Tom Davenport, author of the bestselling books Competing on Analytics and Big Data @ Work.has the following to say about my book:
“A coauthor and I once wrote that data scientists held ‘the sexiest job of the 21st century.’ This was not because of their inherent sex appeal, but because of their scarcity and value to organizations. This book may reduce the scarcity of data scientists, but it will certainly increase their value. It teaches many things, but most importantly it teaches how to tell a story with data.”
—Thomas H. Davenport, Distinguished Professor, Babson College; Research Fellow, MIT.

Dr. Patrick Surry
, Chief Data Scientist at www.Hopper.com had the following to say:
“This book addresses the key challenge facing data science today, that of bridging the gap between analytics and business value. Too many writers dive immediately into the details of specific statistical methods or technologies, without focusing on this bigger picture. In contrast, Haider identifies the central role of narrative in delivering real value from big data.
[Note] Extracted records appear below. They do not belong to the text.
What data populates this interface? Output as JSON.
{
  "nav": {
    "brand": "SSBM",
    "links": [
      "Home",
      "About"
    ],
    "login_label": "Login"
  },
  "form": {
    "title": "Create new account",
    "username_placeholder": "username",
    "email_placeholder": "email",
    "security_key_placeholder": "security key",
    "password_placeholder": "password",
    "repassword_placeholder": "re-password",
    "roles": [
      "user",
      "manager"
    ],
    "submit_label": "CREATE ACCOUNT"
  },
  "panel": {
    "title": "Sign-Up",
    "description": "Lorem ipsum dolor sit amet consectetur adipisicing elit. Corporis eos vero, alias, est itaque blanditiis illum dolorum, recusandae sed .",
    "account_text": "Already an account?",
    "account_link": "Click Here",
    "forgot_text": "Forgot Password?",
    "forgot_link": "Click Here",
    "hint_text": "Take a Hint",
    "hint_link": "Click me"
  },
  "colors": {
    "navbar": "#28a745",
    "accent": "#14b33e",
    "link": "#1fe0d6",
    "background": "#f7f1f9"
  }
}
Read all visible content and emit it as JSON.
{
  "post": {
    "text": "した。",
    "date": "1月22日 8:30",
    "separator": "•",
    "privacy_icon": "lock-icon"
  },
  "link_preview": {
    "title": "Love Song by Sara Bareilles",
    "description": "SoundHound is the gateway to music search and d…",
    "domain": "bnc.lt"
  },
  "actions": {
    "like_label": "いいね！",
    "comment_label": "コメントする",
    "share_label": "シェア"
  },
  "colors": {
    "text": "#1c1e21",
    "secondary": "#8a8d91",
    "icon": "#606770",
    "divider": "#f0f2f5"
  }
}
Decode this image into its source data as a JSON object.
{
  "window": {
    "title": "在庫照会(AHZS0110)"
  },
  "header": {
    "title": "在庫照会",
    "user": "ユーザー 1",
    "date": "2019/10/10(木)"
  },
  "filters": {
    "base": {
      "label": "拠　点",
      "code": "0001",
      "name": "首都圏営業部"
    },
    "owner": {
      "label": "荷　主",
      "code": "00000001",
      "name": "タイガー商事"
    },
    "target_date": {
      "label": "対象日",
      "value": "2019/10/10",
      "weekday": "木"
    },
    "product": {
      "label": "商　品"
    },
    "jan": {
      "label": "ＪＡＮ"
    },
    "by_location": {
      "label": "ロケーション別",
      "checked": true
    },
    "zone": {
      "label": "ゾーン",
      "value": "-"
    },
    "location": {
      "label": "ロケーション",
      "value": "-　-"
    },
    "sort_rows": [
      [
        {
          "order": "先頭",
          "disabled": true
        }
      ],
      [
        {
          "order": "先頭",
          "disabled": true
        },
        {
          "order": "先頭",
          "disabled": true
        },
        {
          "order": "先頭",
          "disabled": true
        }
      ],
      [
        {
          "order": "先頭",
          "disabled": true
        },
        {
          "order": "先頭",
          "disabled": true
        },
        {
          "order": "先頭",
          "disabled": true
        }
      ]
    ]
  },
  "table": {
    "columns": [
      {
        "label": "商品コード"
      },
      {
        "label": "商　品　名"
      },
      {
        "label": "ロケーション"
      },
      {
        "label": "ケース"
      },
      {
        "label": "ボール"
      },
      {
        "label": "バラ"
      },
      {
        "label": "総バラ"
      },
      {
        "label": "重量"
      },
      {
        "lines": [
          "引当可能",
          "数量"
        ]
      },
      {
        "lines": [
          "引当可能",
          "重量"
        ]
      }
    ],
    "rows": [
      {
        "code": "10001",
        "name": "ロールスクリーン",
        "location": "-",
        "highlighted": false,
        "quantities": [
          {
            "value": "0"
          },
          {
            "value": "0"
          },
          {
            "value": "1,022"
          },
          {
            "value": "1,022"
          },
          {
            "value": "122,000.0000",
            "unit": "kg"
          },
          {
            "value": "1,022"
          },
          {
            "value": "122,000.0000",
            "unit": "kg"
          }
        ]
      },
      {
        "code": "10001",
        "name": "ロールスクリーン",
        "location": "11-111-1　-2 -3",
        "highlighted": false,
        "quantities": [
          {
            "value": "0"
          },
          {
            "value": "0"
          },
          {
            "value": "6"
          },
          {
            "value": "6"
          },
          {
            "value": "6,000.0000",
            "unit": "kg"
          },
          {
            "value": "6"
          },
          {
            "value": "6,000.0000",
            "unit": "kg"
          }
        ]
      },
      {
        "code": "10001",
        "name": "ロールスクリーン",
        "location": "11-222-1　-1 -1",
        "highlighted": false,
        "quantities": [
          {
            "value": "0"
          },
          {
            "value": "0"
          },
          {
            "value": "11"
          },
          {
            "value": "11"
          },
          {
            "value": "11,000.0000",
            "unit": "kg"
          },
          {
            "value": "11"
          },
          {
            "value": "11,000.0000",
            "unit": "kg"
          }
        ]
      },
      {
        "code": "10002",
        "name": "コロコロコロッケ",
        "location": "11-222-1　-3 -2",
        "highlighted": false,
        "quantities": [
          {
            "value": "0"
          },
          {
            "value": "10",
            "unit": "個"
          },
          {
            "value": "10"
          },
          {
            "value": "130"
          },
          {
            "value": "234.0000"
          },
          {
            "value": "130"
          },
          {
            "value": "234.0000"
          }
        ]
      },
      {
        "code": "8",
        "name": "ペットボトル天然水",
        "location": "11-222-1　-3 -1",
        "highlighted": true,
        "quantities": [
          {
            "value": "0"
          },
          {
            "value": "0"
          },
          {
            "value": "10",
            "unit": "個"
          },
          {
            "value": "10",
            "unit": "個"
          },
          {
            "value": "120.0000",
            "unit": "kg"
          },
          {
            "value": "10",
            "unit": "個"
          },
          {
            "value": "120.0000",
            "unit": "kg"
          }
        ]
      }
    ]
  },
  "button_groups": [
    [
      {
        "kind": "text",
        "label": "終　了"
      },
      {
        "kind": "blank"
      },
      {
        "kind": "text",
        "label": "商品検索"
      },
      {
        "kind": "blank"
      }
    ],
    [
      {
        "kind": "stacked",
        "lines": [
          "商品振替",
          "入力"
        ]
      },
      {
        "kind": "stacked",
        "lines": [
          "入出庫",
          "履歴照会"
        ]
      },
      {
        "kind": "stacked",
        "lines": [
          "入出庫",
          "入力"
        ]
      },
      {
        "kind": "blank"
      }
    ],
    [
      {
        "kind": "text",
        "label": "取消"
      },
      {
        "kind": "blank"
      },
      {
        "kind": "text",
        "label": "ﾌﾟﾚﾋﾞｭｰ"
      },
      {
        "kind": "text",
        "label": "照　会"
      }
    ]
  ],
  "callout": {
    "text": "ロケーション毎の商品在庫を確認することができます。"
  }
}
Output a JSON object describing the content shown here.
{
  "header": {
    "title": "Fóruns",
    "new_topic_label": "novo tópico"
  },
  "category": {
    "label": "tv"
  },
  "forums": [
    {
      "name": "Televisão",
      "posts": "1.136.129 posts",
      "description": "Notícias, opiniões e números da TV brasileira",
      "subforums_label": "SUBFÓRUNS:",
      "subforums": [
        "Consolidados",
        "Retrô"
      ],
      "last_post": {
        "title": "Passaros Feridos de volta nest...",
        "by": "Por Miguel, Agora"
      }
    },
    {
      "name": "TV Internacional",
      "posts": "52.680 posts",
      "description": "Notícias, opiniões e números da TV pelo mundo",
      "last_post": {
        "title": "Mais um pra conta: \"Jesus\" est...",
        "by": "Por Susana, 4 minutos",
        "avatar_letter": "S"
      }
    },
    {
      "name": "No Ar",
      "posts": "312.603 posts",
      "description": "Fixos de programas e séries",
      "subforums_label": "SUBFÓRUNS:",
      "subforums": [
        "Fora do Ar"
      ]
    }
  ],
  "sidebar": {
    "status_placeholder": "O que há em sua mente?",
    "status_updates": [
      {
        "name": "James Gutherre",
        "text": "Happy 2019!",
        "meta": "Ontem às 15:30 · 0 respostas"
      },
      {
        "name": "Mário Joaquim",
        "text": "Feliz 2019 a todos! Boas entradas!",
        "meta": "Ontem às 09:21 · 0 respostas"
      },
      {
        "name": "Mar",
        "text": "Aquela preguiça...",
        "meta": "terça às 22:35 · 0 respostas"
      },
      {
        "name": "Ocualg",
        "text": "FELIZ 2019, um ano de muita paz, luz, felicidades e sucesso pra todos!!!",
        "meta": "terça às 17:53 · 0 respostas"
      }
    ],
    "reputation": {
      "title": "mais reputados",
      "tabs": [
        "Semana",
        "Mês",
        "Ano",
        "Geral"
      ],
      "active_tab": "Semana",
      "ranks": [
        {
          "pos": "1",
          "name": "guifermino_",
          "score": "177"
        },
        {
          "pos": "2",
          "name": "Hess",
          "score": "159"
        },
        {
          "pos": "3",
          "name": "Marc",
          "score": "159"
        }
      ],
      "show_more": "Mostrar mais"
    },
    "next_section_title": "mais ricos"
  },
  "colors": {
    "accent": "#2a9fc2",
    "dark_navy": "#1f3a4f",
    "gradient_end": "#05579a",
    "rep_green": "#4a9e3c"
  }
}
“The successful data scientist has the ability to translate between business goals and statistical approaches, identify appropriate deliverables, and communicate them in a compelling and comprehensible way that drives meaningful action. To paraphrase Tukey, ‘Far better an approximate answer to the right question, than an exact answer to a wrong one.’ Haider’s book never loses sight of this central tenet and uses many realworld examples to guide the reader through the broad range of skills, techniques, and tools needed to succeed in practical data-science. “Highly recommended to anyone looking to get started or broaden their skillset in this fast-growing field.”
And finally, Professor Atif Mian, author of the best-selling book: The House of Debt offered the following assessment:
“We have produced more data in the last two years than all of human history combined. Whether you are in business, government, academia, or journalism, the future belongs to those who can analyze these data intelligently. This book is a superb introduction to data analytics, a must-read for anyone contemplating how to integrate big data into their everyday decision making.”
— Professor Atif Mian, Theodore A. Wells ’29 Professor of Economics and Public Affairs,
Princeton University; Director of the Julis-Rabinowitz Center for Public Policy and Finance at the Woodrow Wilson School.